Frédéric Jacques Temple, aventure de la mémoire et porosité de l’être au monde dans La Chasse infinie

Résumé

Le poème de Frédéric Jacques Temple a rapport au temps, au sens de mémoire. Il effectue un retour à l’aletheia, l’ancienne vérité, mémoire du mage et du poète, célébration qui rapporte le mot à un temps mythique où la chose simple était là sans traduction. Memorandum immémorial. Laisser une trace comme celle des menhirs des brandes celtiques ou bien des oeufs de granit de l’Aubrac. Le poète est celui qui traverse les strates du temps et témoigne du monde et de l’homme. Solitude, immutabilité, les caractères matériels des poèmes de Temple, comme des stèles, définissent une posture face au temps. Mais la réminiscence elle-même est reviviscence. Tout est émouvant enchevêtrement des fils de la vie, aventure de vivre, car « à chacun son aventure », ce qui fait que cette poésie taillée dans la pierre est aussi celle de la précarité, de l’évanescence, de la légèreté duveteuse d’une aile irisée de papillon.

Index

Mots-clés : mémoire , origine, rencontre, stèles, temps

Chronologique : XXe siècle

Texte intégral

Comme le répète Ulysse, incarnation du poète : « Où songeais-tu, mémoire ?1 » car ce qui demeure, les poètes le fondent. Une première ressource s’impose : vaincre le temps en inscrivant son œuvre dans le temps indéfini de la mémoire non oublieuse, ressaisir les signes, les traces, les vestiges remontés du fond abyssal. Le poème de Frédéric Jacques Temple a rapport au temps, au sens de mémoire. Le poème, muthos ou carmen a rapport à l’origine, à un inimaginable, immémorial, impensable. Le poème effectue un retour à l’aletheia, l’ancienne vérité, mémoire du mage et du poète, célébration qui rapporte le mot au temps par la remontée à un temps d’origine, à un temps mythique où la chose simple était là sans traduction. Le poème est une configuration particulière de mémoire pure, indéformable, autant qu’une constellation dans le ciel. Le temps comme mémoire est la pâte du poème, le contexte des traces et des rétentions. L’évocation du passé se fait image visible de la mort, de ce qui, par excellence, échappe à la représentation sensible. Rythme comme une sorte d’origine du langage qui assure le lien avec un passé, mains négatives, peintures de mains trouvées dans les grottes magdaléniennes, le contour de ces mains, posées grandes ouvertes sur la pierre, était enduit de couleur, de bleu, de noir ou de rouge. La main du poète est cette main millénaire dans la caverne en sommeil. La trace est là, par la forme même, pour dire l’absence. La main représentée par le vide est présence-absence, la trace même de la main ne fait que désigner son absence sur un plan spatial mais surtout la trace de sa présence, et renvoie à la main qui a été à un temps primordial2.

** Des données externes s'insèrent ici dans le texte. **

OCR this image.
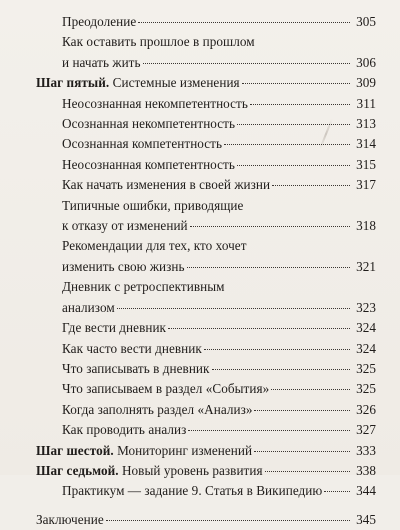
Преодоление	305
Как оставить прошлое в прошлом
и начать жить	306
Шаг пятый. Системные изменения	309
Неосознанная некомпетентность	311
Осознанная некомпетентность	313
Осознанная компетентность	314
Неосознанная компетентность	315
Как начать изменения в своей жизни	317
Типичные ошибки, приводящие
к отказу от изменений	318
Рекомендации для тех, кто хочет
изменить свою жизнь	321
Дневник с ретроспективным
анализом	323
Где вести дневник	324
Как часто вести дневник	324
Что записывать в дневник	325
Что записываем в раздел «События»	325
Когда заполнять раздел «Анализ»	326
Как проводить анализ	327
Шаг шестой. Мониторинг изменений	333
Шаг седьмой. Новый уровень развития	338
Практикум — задание 9. Статья в Википедию	344
Заключение	345
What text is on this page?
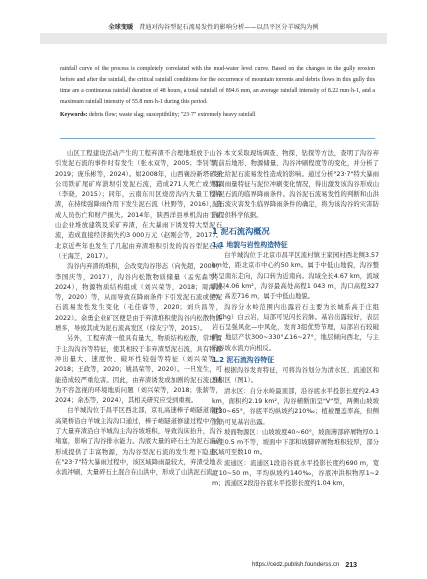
全球变暖 昔迪对沟谷型泥石流易发性的影响分析——以昌平区分羊城沟为例

rainfall curve of the process is completely correlated with the mud-water level curve. Based on the changes in the gully erosion before and after the rainfall, the critical rainfall conditions for the occurrence of mountain torrents and debris flows in this gully this time are a continuous rainfall duration of 48 hours, a total rainfall of 894.6 mm, an average rainfall intensity of 8.22 mm·h-1, and a maximum rainfall intensity of 55.8 mm·h-1 during this period.

Keywords: debris flow; waste slag; susceptibility; "23·7" extremely heavy rainfall

山区工程建设活动产生的工程弃渣不合理地堆放于山谷引发泥石流的事件时有发生（张永双等，2005；李钊等，2019；庞乐彬等，2024）。如2008年，山西襄汾新塔矿业公司铁矿尾矿库溃坝引发泥石流，造成271人死亡或失踪（李晓，2015）；同年，云南东川区烧房沟内大量工程弃渣，在持续强降雨作用下发生泥石流（杜野等，2016），造成人员伤亡和财产损失。2014年，陕西洋县单机沟由于矿山企业堆放建筑及采矿弃渣，在大暴雨下诱发特大型泥石流，造成直接经济损失约3 000万元（赵刚会等，2017）。北京近些年也发生了几起由弃渣堆积引发的沟谷型泥石流（王海芝，2017）。

沟谷内弃渣的堆积，会改变沟谷形态（向先超，2009；李国庆等，2017），沟谷内松散物质储量（孟宪森等，2024），物源物质结构组成（刘兴荣等，2018；周海波等，2020）等，从而导致在降雨条件下引发泥石流或使泥石流易发性发生变化（毛佳睿等，2020；刘兵昌等，2022）。余勇企业矿区便是由于弃渣堆积使沟谷内松散物源增多，导致其成为泥石流高发区（徐友宁等，2015）。

另外，工程弃渣一般具有量大，物质结构松散，常堆置于主沟沟谷等特征，使其相较于非弃渣型泥石流，具有物源冲出量大、速度快、破坏性较强等特征（刘兴荣等，2018；王政等，2020；姚昌荣等，2020）。一旦发生，可能造成较严重危害。因此，由弃渣诱发或加剧的泥石流已成为不容忽视的环境地质问题（刘兴荣等，2018；张薪等，2024；余杰等，2024），其相关研究应受到重视。

白羊城沟位于昌平区西北部，京礼高速棒子峪隧道南段高架桥沿白羊城主沟沟口通过，棒子峪隧道修建过程中产生了大量弃渣沿白羊城沟主沟谷坡堆积，导致沟床抬升，沟谷堵塞，影响了沟谷排水能力。沟底大量的碎石土为泥石流的形成提供了丰富物源，为沟谷型泥石流的发生埋下隐患。在"23·7"特大暴雨过程中，该区域降雨最较大，弃渣受地表水流冲刷，大量碎石土混合在山洪中，形成了山洪泥石流。

本文采取现场调查、物探、钻探等方法，查明了沟谷弃渣前后地形、物源储量、沟谷冲刷程度等的变化，并分析了变化给泥石流易发性造成的影响。通过分析"23·7"特大暴雨期间雨量特征与泥位冲刷变化情况，得出激发该沟谷形成山洪泥石流的临界降雨条件。沟谷泥石流易发性的判断和山洪泥石流灾害发生临界降雨条件的确定，将为该沟谷的灾害防治提供科学依据。

1 泥石流沟概况
1.1 地貌与岩性构造特征

白羊城沟位于北京市昌平区流村镇王家园村西北侧3.57 km处，距北京市中心约50 km。属于中低山地貌，沟谷整体呈南东走向，沟口转为近南向。沟域全长4.67 km，流域面积4.06 km²，沟谷最高处高程1 043 m，沟口高程327 m，高差716 m，属于中低山地貌。

沟谷分水岭范围内出露岩石主要为长城系高于庄组（Chg）白云岩，局部可见闪长岩脉。基岩出露较好，表层岩石呈强风化—中风化，发育3组优势节理，局部岩石较破碎。地层产状300~330°∠16~27°，地层倾向西北，与主沟谷坡水流方向相反。

1.2 泥石流沟谷特征

根据沟谷发育特征，可将沟谷划分为清水区、流通区和堆积区（图1）。

清水区：自分水岭最顶部，沿谷底水平投影长度约2.43 km，面积约2.19 km²，沟谷横断面呈"V"型，两侧山坡坡度30~65°，谷底平均纵坡约210‰；植被覆盖率高，但侧面仍可见基岩出露。

坡面物源区：山坡坡度40~60°，坡面薄部碎屑物厚0.1 m至0.5 m不等，坡面中下部和坡脚碎屑物堆积较厚，部分区域可至数10 m。

流通区：流通区1段沿谷底水平投影长度约690 m，宽度10~50 m，平均纵坡约140‰，谷底冲洪积物厚1~2 m；流通区2段沿谷底水平投影长度约1.04 km，

https://cedz.publish.founderss.cn 213
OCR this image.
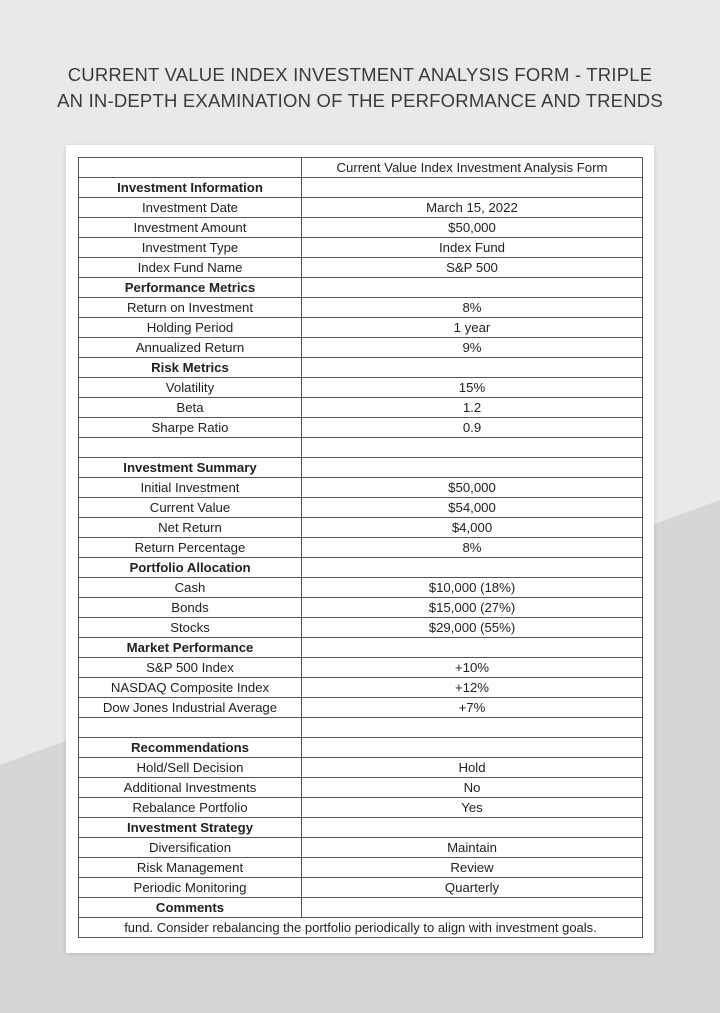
CURRENT VALUE INDEX INVESTMENT ANALYSIS FORM - TRIPLE
AN IN-DEPTH EXAMINATION OF THE PERFORMANCE AND TRENDS
	Current Value Index Investment Analysis Form
Investment Information	
Investment Date	March 15, 2022
Investment Amount	$50,000
Investment Type	Index Fund
Index Fund Name	S&P 500
Performance Metrics	
Return on Investment	8%
Holding Period	1 year
Annualized Return	9%
Risk Metrics	
Volatility	15%
Beta	1.2
Sharpe Ratio	0.9

Investment Summary	
Initial Investment	$50,000
Current Value	$54,000
Net Return	$4,000
Return Percentage	8%
Portfolio Allocation	
Cash	$10,000 (18%)
Bonds	$15,000 (27%)
Stocks	$29,000 (55%)
Market Performance	
S&P 500 Index	+10%
NASDAQ Composite Index	+12%
Dow Jones Industrial Average	+7%

Recommendations	
Hold/Sell Decision	Hold
Additional Investments	No
Rebalance Portfolio	Yes
Investment Strategy	
Diversification	Maintain
Risk Management	Review
Periodic Monitoring	Quarterly
Comments	
fund. Consider rebalancing the portfolio periodically to align with investment goals.	
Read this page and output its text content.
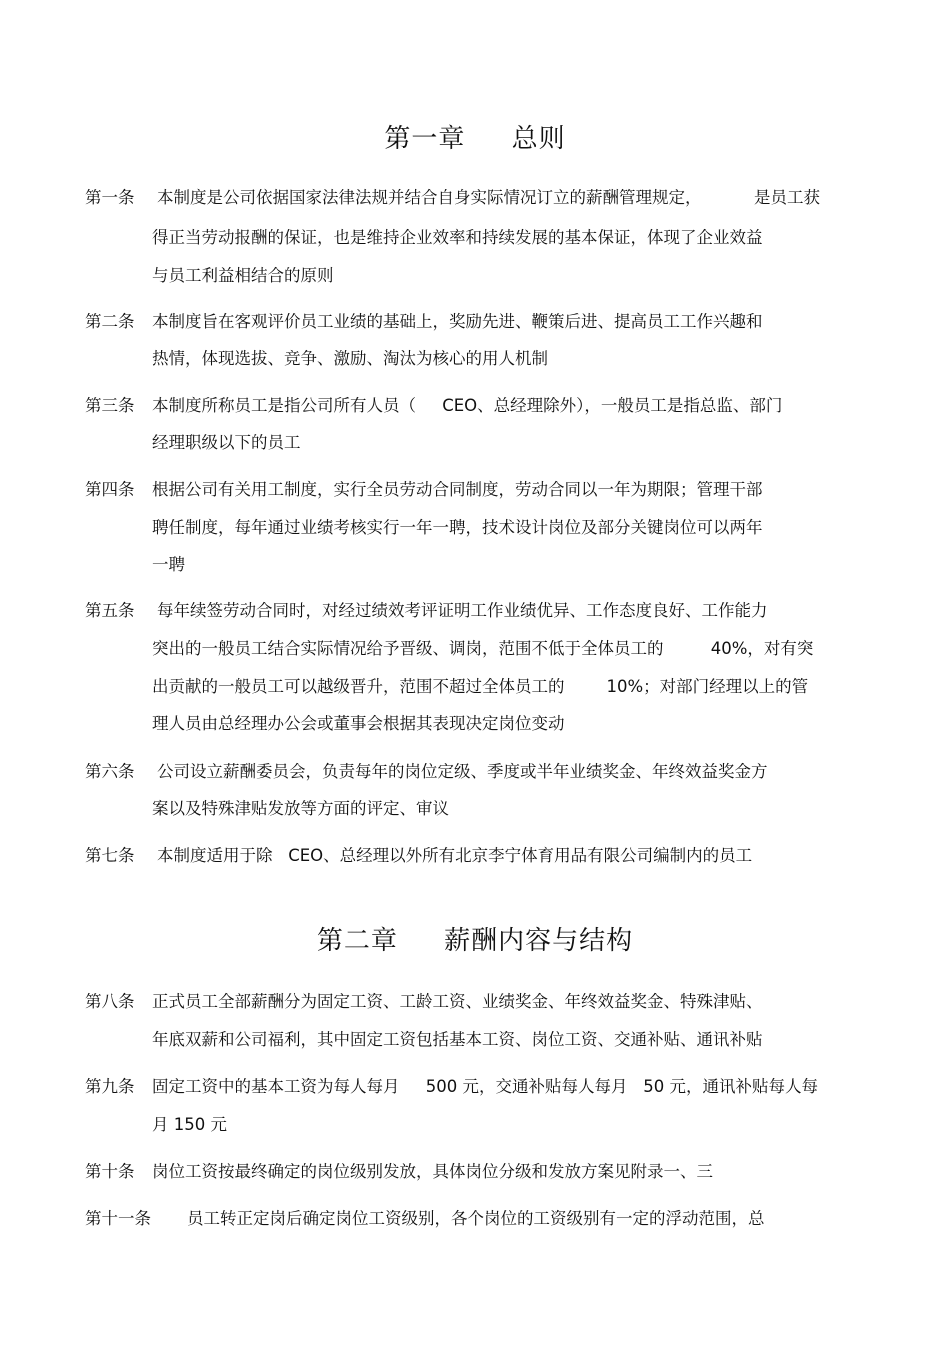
第一章     总则
第一条 本制度是公司依据国家法律法规并结合自身实际情况订立的薪酬管理规定，          是员工获
得正当劳动报酬的保证，也是维持企业效率和持续发展的基本保证，体现了企业效益
与员工利益相结合的原则
第二条 本制度旨在客观评价员工业绩的基础上，奖励先进、鞭策后进、提高员工工作兴趣和
热情，体现选拔、竞争、激励、淘汰为核心的用人机制
第三条 本制度所称员工是指公司所有人员（     CEO、总经理除外），一般员工是指总监、部门
经理职级以下的员工
第四条 根据公司有关用工制度，实行全员劳动合同制度，劳动合同以一年为期限；管理干部
聘任制度，每年通过业绩考核实行一年一聘，技术设计岗位及部分关键岗位可以两年
一聘
第五条 每年续签劳动合同时，对经过绩效考评证明工作业绩优异、工作态度良好、工作能力
突出的一般员工结合实际情况给予晋级、调岗，范围不低于全体员工的         40%，对有突
出贡献的一般员工可以越级晋升，范围不超过全体员工的        10%；对部门经理以上的管
理人员由总经理办公会或董事会根据其表现决定岗位变动
第六条 公司设立薪酬委员会，负责每年的岗位定级、季度或半年业绩奖金、年终效益奖金方
案以及特殊津贴发放等方面的评定、审议
第七条 本制度适用于除   CEO、总经理以外所有北京李宁体育用品有限公司编制内的员工
第二章     薪酬内容与结构
第八条 正式员工全部薪酬分为固定工资、工龄工资、业绩奖金、年终效益奖金、特殊津贴、
年底双薪和公司福利，其中固定工资包括基本工资、岗位工资、交通补贴、通讯补贴
第九条 固定工资中的基本工资为每人每月     500 元，交通补贴每人每月   50 元，通讯补贴每人每
月 150 元
第十条 岗位工资按最终确定的岗位级别发放，具体岗位分级和发放方案见附录一、三
第十一条 员工转正定岗后确定岗位工资级别，各个岗位的工资级别有一定的浮动范围，总
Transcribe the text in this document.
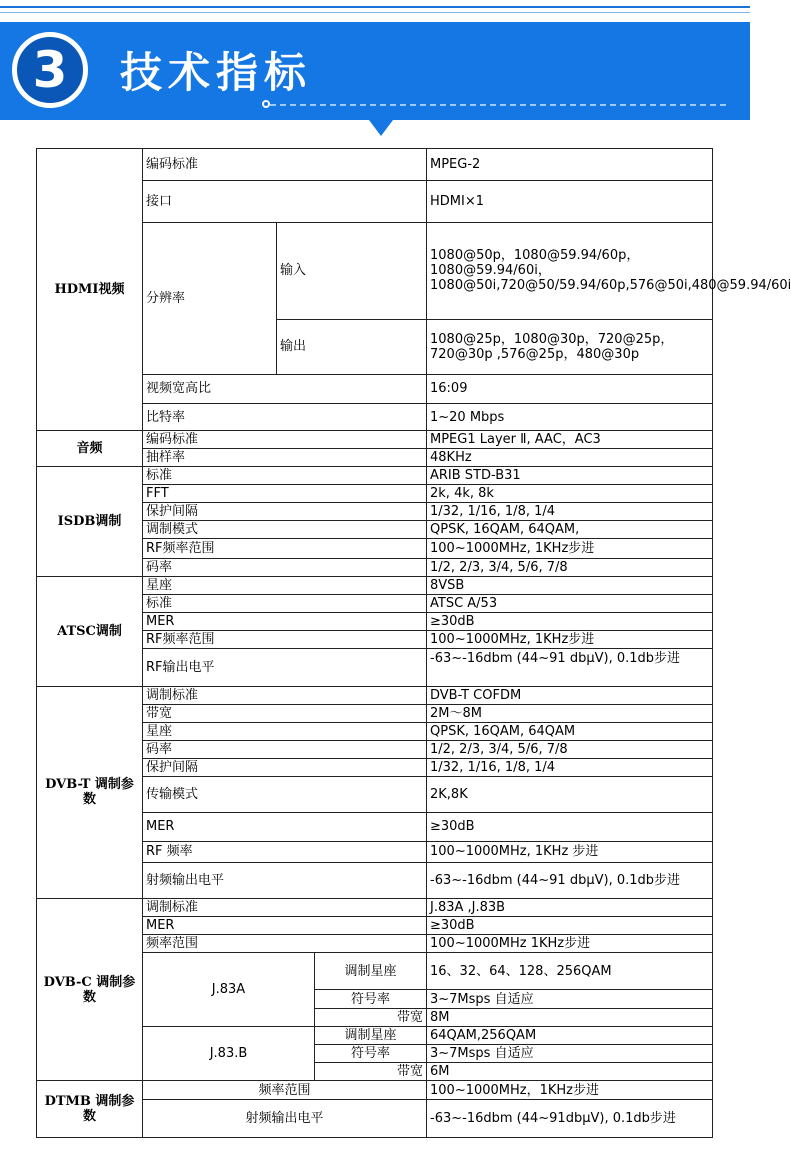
3	技术指标
HDMI视频	编码标准			MPEG-2
	接口			HDMI×1
	分辨率	输入		1080@50p，1080@59.94/60p，1080@59.94/60i，1080@50i,720@50/59.94/60p,576@50i,480@59.94/60i
		输出		1080@25p，1080@30p，720@25p，720@30p ,576@25p，480@30p
	视频宽高比			16:09
	比特率			1~20 Mbps
音频	编码标准			MPEG1 Layer Ⅱ, AAC，AC3
	抽样率			48KHz
ISDB调制	标准			ARIB STD-B31
	FFT			2k, 4k, 8k
	保护间隔			1/32, 1/16, 1/8, 1/4
	调制模式			QPSK, 16QAM, 64QAM,
	RF频率范围			100~1000MHz, 1KHz步进
	码率			1/2, 2/3, 3/4, 5/6, 7/8
ATSC调制	星座			8VSB
	标准			ATSC A/53
	MER			≥30dB
	RF频率范围			100~1000MHz, 1KHz步进
	RF输出电平			-63~-16dbm (44~91 dbμV), 0.1db步进
DVB-T 调制参数	调制标准			DVB-T COFDM
	带宽			2M～8M
	星座			QPSK, 16QAM, 64QAM
	码率			1/2, 2/3, 3/4, 5/6, 7/8
	保护间隔			1/32, 1/16, 1/8, 1/4
	传输模式			2K,8K
	MER			≥30dB
	RF 频率			100~1000MHz, 1KHz 步进
	射频输出电平			-63~-16dbm (44~91 dbμV), 0.1db步进
DVB-C 调制参数	调制标准			J.83A ,J.83B
	MER			≥30dB
	频率范围			100~1000MHz 1KHz步进
	J.83A		调制星座	16、32、64、128、256QAM
			符号率	3~7Msps 自适应
			带宽	8M
	J.83.B		调制星座	64QAM,256QAM
			符号率	3~7Msps 自适应
			带宽	6M
DTMB 调制参数	频率范围			100~1000MHz，1KHz步进
	射频输出电平			-63~-16dbm (44~91dbμV), 0.1db步进
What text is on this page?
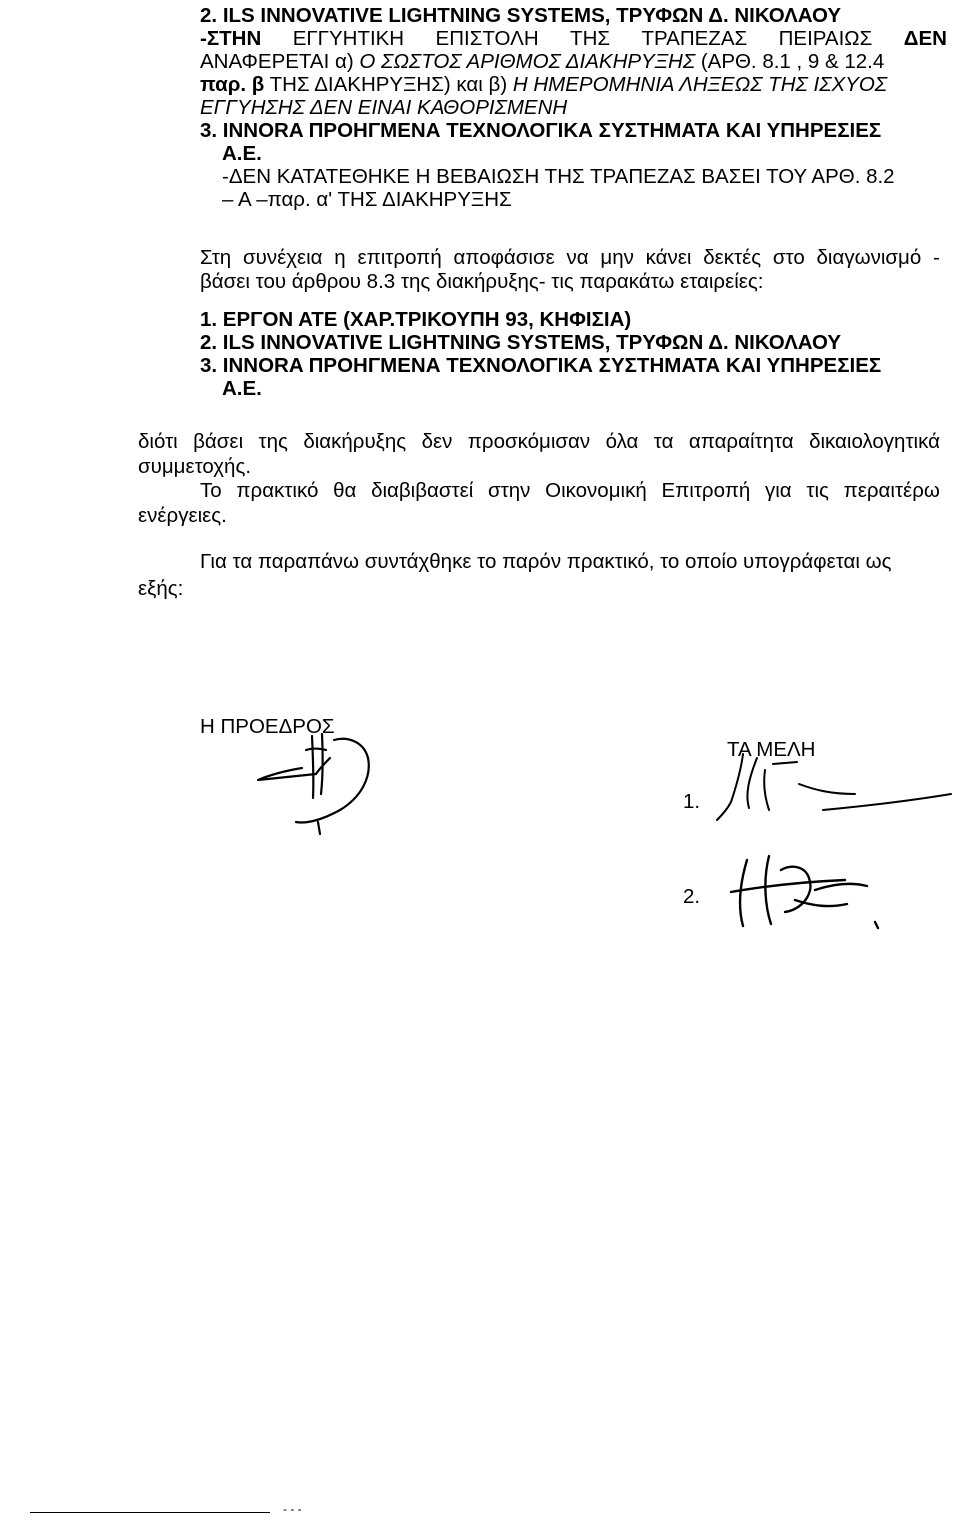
2. ILS INNOVATIVE LIGHTNING SYSTEMS, ΤΡΥΦΩΝ Δ. ΝΙΚΟΛΑΟΥ
-ΣΤΗΝ ΕΓΓΥΗΤΙΚΗ ΕΠΙΣΤΟΛΗ ΤΗΣ ΤΡΑΠΕΖΑΣ ΠΕΙΡΑΙΩΣ ΔΕΝ
ΑΝΑΦΕΡΕΤΑΙ α) Ο ΣΩΣΤΟΣ ΑΡΙΘΜΟΣ ΔΙΑΚΗΡΥΞΗΣ (ΑΡΘ. 8.1 , 9 & 12.4
παρ. β ΤΗΣ ΔΙΑΚΗΡΥΞΗΣ) και β) Η ΗΜΕΡΟΜΗΝΙΑ ΛΗΞΕΩΣ ΤΗΣ ΙΣΧΥΟΣ
ΕΓΓΥΗΣΗΣ ΔΕΝ ΕΙΝΑΙ ΚΑΘΟΡΙΣΜΕΝΗ
3. INNORA ΠΡΟΗΓΜΕΝΑ ΤΕΧΝΟΛΟΓΙΚΑ ΣΥΣΤΗΜΑΤΑ ΚΑΙ ΥΠΗΡΕΣΙΕΣ
Α.Ε.
-ΔΕΝ ΚΑΤΑΤΕΘΗΚΕ Η ΒΕΒΑΙΩΣΗ ΤΗΣ ΤΡΑΠΕΖΑΣ ΒΑΣΕΙ ΤΟΥ ΑΡΘ. 8.2
– Α –παρ. α' ΤΗΣ ΔΙΑΚΗΡΥΞΗΣ
Στη συνέχεια η επιτροπή αποφάσισε να μην κάνει δεκτές στο διαγωνισμό -
βάσει του άρθρου 8.3 της διακήρυξης- τις παρακάτω εταιρείες:
1. ΕΡΓΟΝ ΑΤΕ (ΧΑΡ.ΤΡΙΚΟΥΠΗ 93, ΚΗΦΙΣΙΑ)
2. ILS INNOVATIVE LIGHTNING SYSTEMS, ΤΡΥΦΩΝ Δ. ΝΙΚΟΛΑΟΥ
3. INNORA ΠΡΟΗΓΜΕΝΑ ΤΕΧΝΟΛΟΓΙΚΑ ΣΥΣΤΗΜΑΤΑ ΚΑΙ ΥΠΗΡΕΣΙΕΣ
Α.Ε.
διότι βάσει της διακήρυξης δεν προσκόμισαν όλα τα απαραίτητα δικαιολογητικά
συμμετοχής.
Το πρακτικό θα διαβιβαστεί στην Οικονομική Επιτροπή για τις περαιτέρω
ενέργειες.
Για τα παραπάνω συντάχθηκε το παρόν πρακτικό, το οποίο υπογράφεται ως
εξής:
Η ΠΡΟΕΔΡΟΣ
ΤΑ ΜΕΛΗ
1.
2.
- - -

Memorandum immémorial. Laisser une trace comme celle des menhirs des brandes celtiques ou bien les œufs de granit de l’Aubrac. S’installer dans l’immémorial, percevoir une profonde respiration comme du fond du temps et de la bouche même du chaos. Un savoir-mémoire qui remonte d’un abîme en arrière-forme, du fond des choses. C’est comme si le poète était traversé par une parole qui ne soit pas seulement la sienne, mais celle de tous les autres aussi, les morts comme les vivants. Celle d’une Histoire en marche, d’une Histoire qui marche en dormant, celle des guerres et, plus profondément encore, celle archétypale de toute l’histoire de l’homme, depuis l’antiquité, depuis les origines. Les mots du poète parlent tout seuls une mémoire, mémoire millénaire. Et cette histoire immémoriale est le temps d’une blessure inoubliable, où le sang remplace l’eau du déluge, histoire qui ne doit jamais s’oublier, parmi les stèles et leurs signes indéchiffrables, à travers leur mémoire close. Et l’oubli est encore une mémoire, car cette mémoire est devenue l’inconscient même du monde :

Le vent porte encore vers le lac
où se perd la mémoire
inchangée du torrent
les soupirs lointains
des moines en poussière. (C.I., 74)

Le temps, c’est nous-mêmes, ce n’est plus seulement la marche du temps car peu à peu entre nous et le temps plus de différence. Le poète est devenu ce temps, cette histoire, ce veilleur de nuit et de jour.

Au cœur de la nuit
je veille
aveugle lanterne
sur les noms effacés
des dalles de Glendalough. (C.I., 74)

Il échoit au poète la fonction délicate de déchiffrer les signes, les inscriptions. Le langage prend la valeur d’un témoignage. Le poète est un tisserand, comme si l’écriture pouvait recoudre, réparer, les mains cousant une lumière. La mémoire est d’abord textuelle, il existe un tissage de la mémoire, comme se tisse le texte même du poème, et tout cela est oeuvre de patience, patience qui lutte avec le temps lorsque celui-ci est compté, mais patience infinie, patience intime, secrète, par laquelle le poète se donne le temps, le temps de la maturation de l’œuvre, patience qui est déjà acte de mémoire :

Ô poète
raton-laveur
lavandière infatigable
ravaudeur obstiné des mots
[...]
lave brasse rince essore
bats sous lunes et soleils
tes millions de mots-lumière (C.I., 40) 

Le poète est celui qui, secondairement, tente de réparer les déchirures par les mots et retisse le paysage, les fragments du monde se répondent, tout s’échange, terre, eau, air et ce monde envoie des signes au poète :

le dieu Pan bourdonne en son antre
vibrant tel le ventre sonore
d’une biche gravide [...].
Pan s’érige entre les cordes
bruissantes des palombes (C.I., 69).

Le poète est pris dans ce réseau auquel correspond, en écho, le réseau de ses nerfs et de sa sensibilité qui bat à l’unisson du réseau cosmique. Sorte de Pénélope, il recoud sans cesse, répare l’ouvrage du monde et de la page. En dépit du dessaisissement, la mémoire reste trace, inscription. Le langage prend la valeur d’un témoignage comme s’il importait, malgré la fuite du temps et des choses, que cela fût dit. Le poète prend le rôle de témoin et de veilleur. Son travail est veillée funèbre continuée pour reconduire sans cesse au jour. Le lieu du poème n’est que veille devant la porte fermée, parole au bord d’une agonie, mais qui a lieu d’être car, sans cela, tout retournerait sans autre trace, sans autre inscription, à la poussière et au néant. C’est le poète qui, seul, peut dire :

Un homme meurt
et nous savons
qu’il est irremplaçable,
nul ne viendra
jusqu’à la fin des temps,
égal en voix, gestes, sourires, [...] (C.I., 43)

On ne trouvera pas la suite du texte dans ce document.